Post-1-Newtonian tidal effects in the gravitational waveform from binary inspirals

TL;DR

This paper models the gravitational waveform from binary neutron star inspirals, including post-1-Newtonian tidal effects, to improve the accuracy of internal neutron star physics extraction from gravitational wave data.

Contribution

It provides a comprehensive calculation of tidal effects at post-1-Newtonian order, enhancing waveform models for neutron star inspirals.

Findings

Post-1-Newtonian corrections increase tidal signal by ~20% at 400 Hz.

The model accounts for all effects at this order in both dynamics and wave generation.

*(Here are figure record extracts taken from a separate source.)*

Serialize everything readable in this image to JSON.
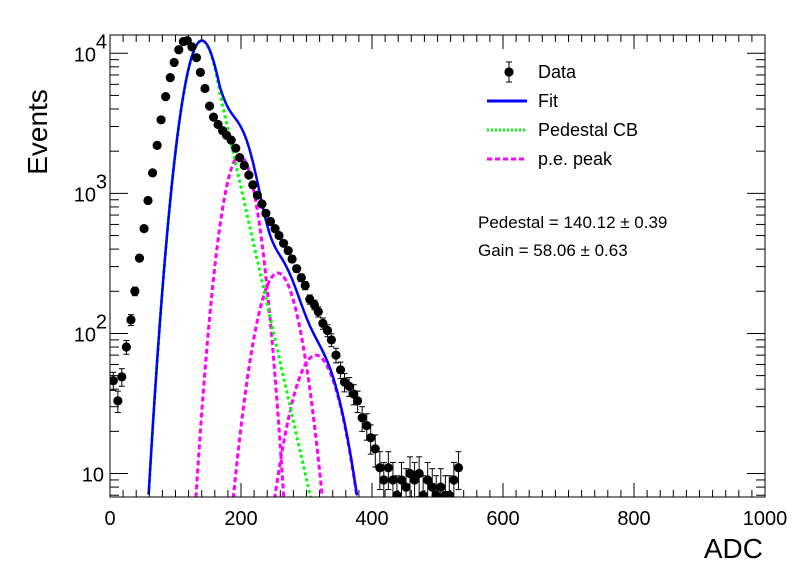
{
  "chart_data": {
    "type": "scatter",
    "xlabel": "ADC",
    "ylabel": "Events",
    "xlim": [
      0,
      1000
    ],
    "ylim": [
      6.8,
      13500
    ],
    "yscale": "log",
    "grid": false,
    "legend_position": "top-right",
    "x_ticks": [
      0,
      200,
      400,
      600,
      800,
      1000
    ],
    "y_ticks": [
      {
        "value": 10,
        "base": "10",
        "exp": ""
      },
      {
        "value": 100,
        "base": "10",
        "exp": "2"
      },
      {
        "value": 1000,
        "base": "10",
        "exp": "3"
      },
      {
        "value": 10000,
        "base": "10",
        "exp": "4"
      }
    ],
    "legend": [
      {
        "label": "Data",
        "style": "marker",
        "color": "#000000"
      },
      {
        "label": "Fit",
        "style": "solid",
        "color": "#0000ff"
      },
      {
        "label": "Pedestal CB",
        "style": "dotted",
        "color": "#00ff00"
      },
      {
        "label": "p.e. peak",
        "style": "dashed",
        "color": "#ff00ff"
      }
    ],
    "annotations": [
      {
        "label": "Pedestal = 140.12",
        "pm": "±",
        "value": "0.39"
      },
      {
        "label": "Gain = 58.06",
        "pm": "±",
        "value": "0.63"
      }
    ],
    "series": [
      {
        "name": "Data",
        "color": "#000000",
        "points": [
          [
            5,
            46
          ],
          [
            12,
            33
          ],
          [
            18,
            49
          ],
          [
            25,
            80
          ],
          [
            32,
            125
          ],
          [
            38,
            200
          ],
          [
            45,
            345
          ],
          [
            52,
            560
          ],
          [
            58,
            890
          ],
          [
            65,
            1400
          ],
          [
            72,
            2200
          ],
          [
            78,
            3350
          ],
          [
            85,
            4900
          ],
          [
            92,
            6700
          ],
          [
            98,
            8600
          ],
          [
            105,
            10600
          ],
          [
            112,
            12100
          ],
          [
            118,
            12300
          ],
          [
            125,
            11100
          ],
          [
            132,
            9300
          ],
          [
            138,
            7300
          ],
          [
            145,
            5600
          ],
          [
            152,
            4200
          ],
          [
            158,
            3500
          ],
          [
            165,
            3100
          ],
          [
            172,
            2800
          ],
          [
            178,
            2600
          ],
          [
            185,
            2400
          ],
          [
            192,
            2100
          ],
          [
            198,
            1800
          ],
          [
            205,
            1580
          ],
          [
            212,
            1350
          ],
          [
            218,
            1150
          ],
          [
            225,
            970
          ],
          [
            232,
            840
          ],
          [
            238,
            720
          ],
          [
            245,
            630
          ],
          [
            252,
            560
          ],
          [
            258,
            500
          ],
          [
            265,
            440
          ],
          [
            272,
            390
          ],
          [
            278,
            340
          ],
          [
            285,
            290
          ],
          [
            292,
            250
          ],
          [
            298,
            220
          ],
          [
            305,
            175
          ],
          [
            312,
            160
          ],
          [
            318,
            143
          ],
          [
            325,
            118
          ],
          [
            332,
            105
          ],
          [
            338,
            90
          ],
          [
            345,
            70
          ],
          [
            352,
            55
          ],
          [
            358,
            45
          ],
          [
            365,
            42
          ],
          [
            372,
            37
          ],
          [
            378,
            33
          ],
          [
            385,
            25
          ],
          [
            392,
            22
          ],
          [
            398,
            18
          ],
          [
            405,
            15
          ],
          [
            412,
            11
          ],
          [
            418,
            9
          ],
          [
            425,
            11
          ],
          [
            432,
            9
          ],
          [
            438,
            7
          ],
          [
            445,
            9
          ],
          [
            452,
            8
          ],
          [
            458,
            10
          ],
          [
            465,
            9
          ],
          [
            472,
            10
          ],
          [
            478,
            7
          ],
          [
            485,
            9
          ],
          [
            492,
            8
          ],
          [
            498,
            7
          ],
          [
            505,
            8
          ],
          [
            512,
            7
          ],
          [
            518,
            7
          ],
          [
            525,
            9
          ],
          [
            532,
            11
          ]
        ]
      }
    ],
    "components": {
      "pedestal": {
        "mu": 140.12,
        "sigma": 21,
        "amplitude": 12300,
        "tail_slope": 0.048,
        "tail_start": 155
      },
      "pe_peaks": [
        {
          "mu": 198.18,
          "sigma": 20,
          "amplitude": 1850
        },
        {
          "mu": 256.24,
          "sigma": 25,
          "amplitude": 270
        },
        {
          "mu": 314.3,
          "sigma": 29,
          "amplitude": 70
        }
      ]
    }
  }
}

Linear quadrupole approximation used for neutron star tidal interactions.

Abstract

The gravitational wave signal from an inspiralling binary neutron star system will contain detailed information about tidal coupling in the system, and thus, about the internal physics of the neutron stars. To extract this information will require highly accurate models for the gravitational waveform. We present here a calculation of the gravitational wave signal from a binary with quadrupolar tidal interactions which includes all post-1-Newtonian-order effects in both the conservative dynamics and wave generation. We consider stars with adiabatically induced quadrupoles moving in circular orbits, and work to linear in the stars' quadrupole moments. We find that post-1-Newtonian corrections increase the tidal signal by approximately 20% at gravitational wave frequencies of 400 Hz.